I agree with Obama and McCain that waterboarding and
other forms of torture are not permissible for Americans. But if the matter
were left up to you, personally, and you could absolutely prevent the
planes crashing into the World Trade Center by waterboarding a terrorist, would
you do it? If you didn't do it, and the planes crash, what would you say
to the families of the victims? Would the 3,000 dead be on your
conscience? Let’s make the dilemma even
more onerous. You have in your custody 100 suspected terrorists. One of them,
you don’t know who, may have information on a WMD attack on an American city.
Do you waterboard them all? Do you
waterboard none of them?
Moral choices become agonizingly complicated when you
fight evil. If the only way to bring down the Nazis is to kill them, do we do
it? What if some of the killing is long, drawn-out and painful, involving lots of innocent civilians? Do we do it
anyway or do we let Hitler continue to ship Jews to Auschwitz? If the
only way to stop the Janjaweed from raping 7-year-old girls in Darfur is to
drop napalm on them, do we do it? Or do we let the girls get raped?
And if we do use
deadly force, do we lower ourselves to the level of the enemy? Can we do that
as long as our motives are “pure?”
My Reader Retorts: Seems your questions are
only answerable with 20/20 hindsight, which does not exist. McCain gave the
Green Bay Packers offensive line as member of his squadron when tortured in
North Vietnam. Seems your questions are only answerable with 20/20 hindsight,
which does not exist. McCain gave the names of the Green Bay Packers offensive
line as members of his squadron when tortured in North Vietnam. So the
reliability of the information is in question when torture is used. When we
violate the premise of our country (and even the Attorney General won’t say if
waterboarding is torture) I believe the country sinks into a murky area that
will be difficult to extricate it from. There must be a high road and someone
needs to walk it or we look as bad as the bad guys.
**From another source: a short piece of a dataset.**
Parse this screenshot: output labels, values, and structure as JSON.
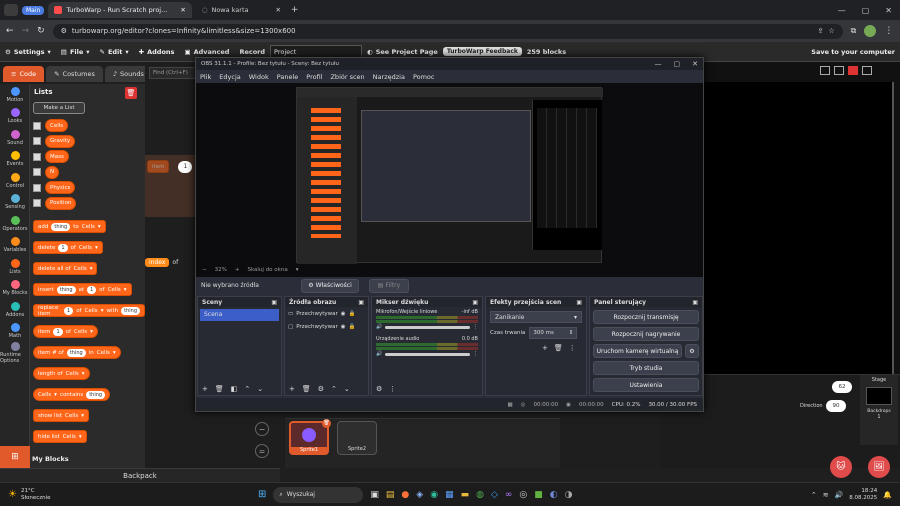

If I were about to be tortured I would be screaming –for a
stenographer. But I would tell the bad guys anything they wanted to hear, true
or not. Torture has proven over the centuries to be an unreliable way of
getting at the truth. And for the record, waterboarding is torture.
I still believe
that deadly force is the only thing that can deter genocide in Darfur. What I’m
saying is that if we have to engage in the evil of war to rescue the suffering
black Africans of the region, we just have to be careful that we don’t lower
ourselves so far into hatred and brutality that we squander our souls in the
process.
Defying logic…Barack Obama has gotten an eyeful in
Iraq. He has met Prime Minister Nouri al-Maliki who said he thinks the
Coalition troops could be withdrawn over 16 months as Obama proposes. There is
a reason the Iraq government believes this. The war has been won. The
government is meeting the political and social goals set by the Coalition,
banished armed resistance from the cities and is backed up by a reliable army
that grows stronger every day.
For that they
can thank General David Petraeus’ brilliant counter-insurgency strategy and The
Surge. The Surge put enough additional American troops on the ground to allow
the establishment of neighborhood strong points in Baghdad and to train and
support the Iraqi army as it developed into a respectable fighting force.
So, given the
success of The Surge, why did Barack Obama say this to ABC’s Terry Moran when
asked if, knowing what he does now, would he still have opposed The Surge:
“These kinds of hypotheticals are very difficult….Hindsight is 20/20. But
I think that what I am absolutely convinced of is, at that time, we had to
change the political debate because the view of the Bush administration at that
time was one that I just disagreed with, and one that I continue to disagree
with -- is to look narrowly at Iraq and not focus on these broader issues
[Afghanistan and Pakistan]." Huh?
In other
words, even if he knew The Surge would be successful, Obama would still have
opposed it. This says volumes about his capacity to be commander-in-chief.